We're all familiar with the words anonymous, synonymous, and eponymous, which are all to do with names. I came across allonymous in the OED today (published or appearing under the name of someone other than the real author), and it prompted me to look up other 'onymous' words.
The suffix onymous is also a word in its own right; it means 'having a name, bearing the name of an author'. There are a few other interesting 'onymous' words:
cryptonymous: characterised by a pseudonym or code name
euonymous: well or felicitously named
paronymous: derived from the same root, cognate
polyonymous: having many names or titles
pseudeponymous: that is falsely named or attributed
There's also the word tecnonymous, which the OED defines, not very helpfully, as 'practising tecnonymy'. And tecnonymy is 'the practice of naming a parent from his or her child' (so, you'd be known as 'father of So-and-so' or 'mother of So-and-so' -- I must admit that I have often referred to myself as 'mother of ...' to teachers and other parents when introducing myself, as they know my children already).
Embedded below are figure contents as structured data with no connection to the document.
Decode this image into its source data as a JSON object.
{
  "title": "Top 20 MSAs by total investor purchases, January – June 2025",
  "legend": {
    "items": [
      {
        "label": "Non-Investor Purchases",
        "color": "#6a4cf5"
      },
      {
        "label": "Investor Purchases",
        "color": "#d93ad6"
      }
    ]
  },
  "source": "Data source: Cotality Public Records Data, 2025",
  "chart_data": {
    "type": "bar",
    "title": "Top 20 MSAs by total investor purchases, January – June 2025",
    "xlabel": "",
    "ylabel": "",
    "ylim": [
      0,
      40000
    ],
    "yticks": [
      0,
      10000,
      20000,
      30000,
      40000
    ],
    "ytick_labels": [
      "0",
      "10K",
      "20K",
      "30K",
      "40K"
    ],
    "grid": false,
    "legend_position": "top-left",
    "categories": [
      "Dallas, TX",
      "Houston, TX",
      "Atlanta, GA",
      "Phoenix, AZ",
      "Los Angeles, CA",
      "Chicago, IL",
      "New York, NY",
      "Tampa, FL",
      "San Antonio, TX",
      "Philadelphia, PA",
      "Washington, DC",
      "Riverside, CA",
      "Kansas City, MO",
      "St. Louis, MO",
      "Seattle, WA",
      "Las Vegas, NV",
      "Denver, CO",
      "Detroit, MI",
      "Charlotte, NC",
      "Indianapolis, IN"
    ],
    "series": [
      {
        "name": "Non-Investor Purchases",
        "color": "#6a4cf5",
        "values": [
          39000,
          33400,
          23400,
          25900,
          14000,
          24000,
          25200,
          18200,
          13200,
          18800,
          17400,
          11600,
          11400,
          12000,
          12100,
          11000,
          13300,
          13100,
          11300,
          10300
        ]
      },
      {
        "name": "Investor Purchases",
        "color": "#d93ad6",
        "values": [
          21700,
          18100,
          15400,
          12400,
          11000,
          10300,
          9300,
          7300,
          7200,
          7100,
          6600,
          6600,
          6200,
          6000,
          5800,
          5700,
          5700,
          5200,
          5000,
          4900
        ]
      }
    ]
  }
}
There are several rare words beginning tecno- in the OED that are all to do with children, since tecno- comes from the Greek word for 'child' (words beginning paed- are more common in English - and that's a Latin prefix). There's tecnotonia (infanticide), tecnogonia (the age of a father at his eldest child's birth, or it can also mean 'child-bearing'), tecnolater(or teknolater) (one who worships children) and tecnology (the scientific study of children).